Antonia Pozzi est une poétesse italienne oubliée depuis longtemps, un sort commun à beacoup de voix poétiques féminines du XXe siècle italien. Deux films documentaires, Poesia che mi guardi (Poetry you look at me), de Marina Spada en 2009 ; Il cielo in me. Vita irrimediabile di una poetessa (Le ciel en moi. Vie irrémédiable d’une poétesse) de Sabrina Bonaiti et Marco Ongania en 2014 et Antonia un film d’auteur du réalisateur Ferdinando Cito Filomarino en 2015 constituent les trois exemples inspirés par la figure d’Antonia Pozzi. Les réalisateurs de ces trois projets ont utilisé les poèmes, journaux intimes, photographies et films de cette jeune artiste pour tenter de reconstruire, de manière cinématographique, sa personnalité particulière.

Née à Milan en 1912 dans une famille de la haute bourgeoisie lombarde, Antonia Pozzi appartenait à l’élite culturelle milanaise. Passionnée d’alpinisme, de photographie et surtout de poésie, elle écrit des poèmes dès son plus jeune âge et tout au long de sa courte vie. Elle obtient sa licence de philologie en 1935 avec un mémoire d’esthétique sur Gustave Flaubert. Seulement trois ans après, le 3 décembre 1938, elle se suicide à l’âge de vingt-six ans, peu de temps après la proclamation des lois raciales en Italie.

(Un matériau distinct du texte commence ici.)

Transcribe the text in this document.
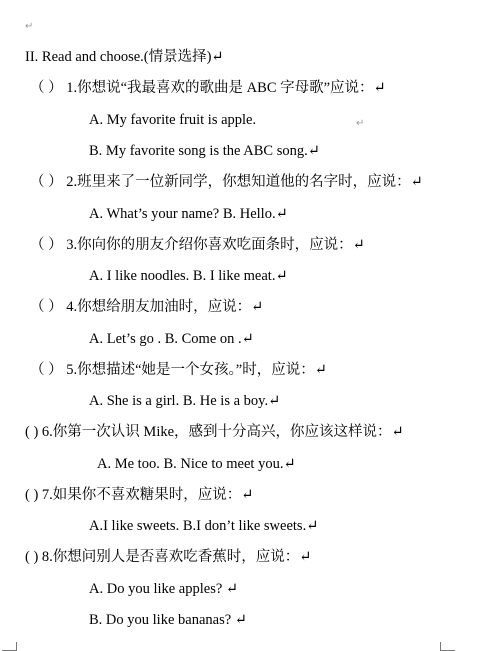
↵
II. Read and choose.(情景选择)↵
（ ） 1.你想说“我最喜欢的歌曲是 ABC 字母歌”应说：↵
A. My favorite fruit is apple.	↵
B. My favorite song is the ABC song.↵
（ ） 2.班里来了一位新同学，你想知道他的名字时，应说：↵
A. What’s your name? B. Hello.↵
（ ） 3.你向你的朋友介绍你喜欢吃面条时，应说：↵
A. I like noodles. B. I like meat.↵
（ ） 4.你想给朋友加油时，应说：↵
A. Let’s go . B. Come on .↵
（ ） 5.你想描述“她是一个女孩。”时，应说：↵
A. She is a girl. B. He is a boy.↵
( ) 6.你第一次认识 Mike，感到十分高兴，你应该这样说：↵
A. Me too. B. Nice to meet you.↵
( ) 7.如果你不喜欢糖果时，应说：↵
A.I like sweets. B.I don’t like sweets.↵
( ) 8.你想问别人是否喜欢吃香蕉时，应说：↵
A. Do you like apples? ↵
B. Do you like bananas? ↵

De cette jeune poétesse, 322 poèmes nous sont parvenus, mais dans l’ensemble de son œuvre, on trouve également des photographies et des écrits privés, c’est-à-dire des journaux intimes et des lettres d’où émerge toute la complexité et la subtilité de ses sentiments.

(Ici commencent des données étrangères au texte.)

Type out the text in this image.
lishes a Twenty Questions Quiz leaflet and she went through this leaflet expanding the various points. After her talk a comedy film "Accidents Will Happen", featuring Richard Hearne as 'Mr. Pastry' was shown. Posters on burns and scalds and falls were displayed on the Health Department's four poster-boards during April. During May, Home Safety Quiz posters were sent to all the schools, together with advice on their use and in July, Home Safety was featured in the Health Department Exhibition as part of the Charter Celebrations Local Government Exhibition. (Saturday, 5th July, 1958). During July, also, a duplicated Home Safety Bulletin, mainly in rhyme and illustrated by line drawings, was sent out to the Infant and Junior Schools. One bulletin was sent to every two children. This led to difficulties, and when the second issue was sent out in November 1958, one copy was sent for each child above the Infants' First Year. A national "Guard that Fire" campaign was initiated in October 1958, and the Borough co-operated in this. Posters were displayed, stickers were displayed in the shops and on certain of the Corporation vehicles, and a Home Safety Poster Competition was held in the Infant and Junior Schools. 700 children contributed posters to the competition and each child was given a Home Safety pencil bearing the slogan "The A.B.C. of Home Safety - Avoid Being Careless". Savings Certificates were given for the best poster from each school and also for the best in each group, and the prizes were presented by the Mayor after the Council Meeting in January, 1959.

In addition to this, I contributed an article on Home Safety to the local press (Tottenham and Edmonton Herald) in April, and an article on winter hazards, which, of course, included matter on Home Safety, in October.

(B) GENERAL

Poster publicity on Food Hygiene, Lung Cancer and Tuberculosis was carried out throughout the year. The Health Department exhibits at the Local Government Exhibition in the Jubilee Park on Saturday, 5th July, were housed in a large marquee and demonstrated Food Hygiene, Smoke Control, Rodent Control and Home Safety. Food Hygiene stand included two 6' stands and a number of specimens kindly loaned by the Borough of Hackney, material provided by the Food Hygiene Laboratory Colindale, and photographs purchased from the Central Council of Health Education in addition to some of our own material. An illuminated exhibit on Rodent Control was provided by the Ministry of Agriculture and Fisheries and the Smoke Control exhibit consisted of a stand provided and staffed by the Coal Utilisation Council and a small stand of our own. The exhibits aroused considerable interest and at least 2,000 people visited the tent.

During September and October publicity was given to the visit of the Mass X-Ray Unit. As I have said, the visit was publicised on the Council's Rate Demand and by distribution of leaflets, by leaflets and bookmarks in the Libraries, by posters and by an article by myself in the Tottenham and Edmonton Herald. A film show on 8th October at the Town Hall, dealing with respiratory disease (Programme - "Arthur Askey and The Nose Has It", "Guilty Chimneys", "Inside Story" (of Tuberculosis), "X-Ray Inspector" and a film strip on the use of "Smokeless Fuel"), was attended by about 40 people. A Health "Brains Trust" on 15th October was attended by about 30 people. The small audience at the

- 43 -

Une poétesse : trois angles cinématographiques

L’intérêt du cinéma pour Antonia Pozzi est principalement dû au fait qu’entre 2001 et 2007, un groupe de chercheurs (Alessandra Cenni, Onorina Dino, Ludovica Pellegatta et Matteo Maria Vecchio) a commencé à publier des éditions critiques avec des vers, des lettres et des journaux intimes inédits. Ces publications donnent le coup d’envoi à la redécouverte d’Antonia Pozzi et permettent à un public plus large de découvrir et d’apprécier son œuvre.

C’est précisément la beauté de ses vers et la profondeur de ses écrits qui ont inspiré ces trois films qui gravitent autour de son œuvre et de sa figure, mais qui parviennent chacun à préserver leur signature stylistique à travers de divers dispositifs :

Le film de Filomarino, par exemple, retrace de manière fictive les dix dernières années de la vie de la poétesse à Milan, pendant la période fasciste. Le film reconstitue certains des épisodes les plus significatifs de la vie de Antonia Pozzi, interprétée par Linda Caridi. En ce qui concerne ses choix stylistiques, Filomarino déclare que :

« Dans le film, les poèmes d’Antonia Pozzi ne sont jamais lus. Je n’aime pas la poésie récitée, je pense que la poésie est le mot écrit, une intervention orale dans le film aurait été une sorte d’intrusion. Pozzi fait de la poésie sur la page et c’est ainsi qu’elle vit. Ces poèmes imprimés sont une sorte de témoignage que son travail a transcendé les cahiers manuscrits enfermés dans le tiroir. »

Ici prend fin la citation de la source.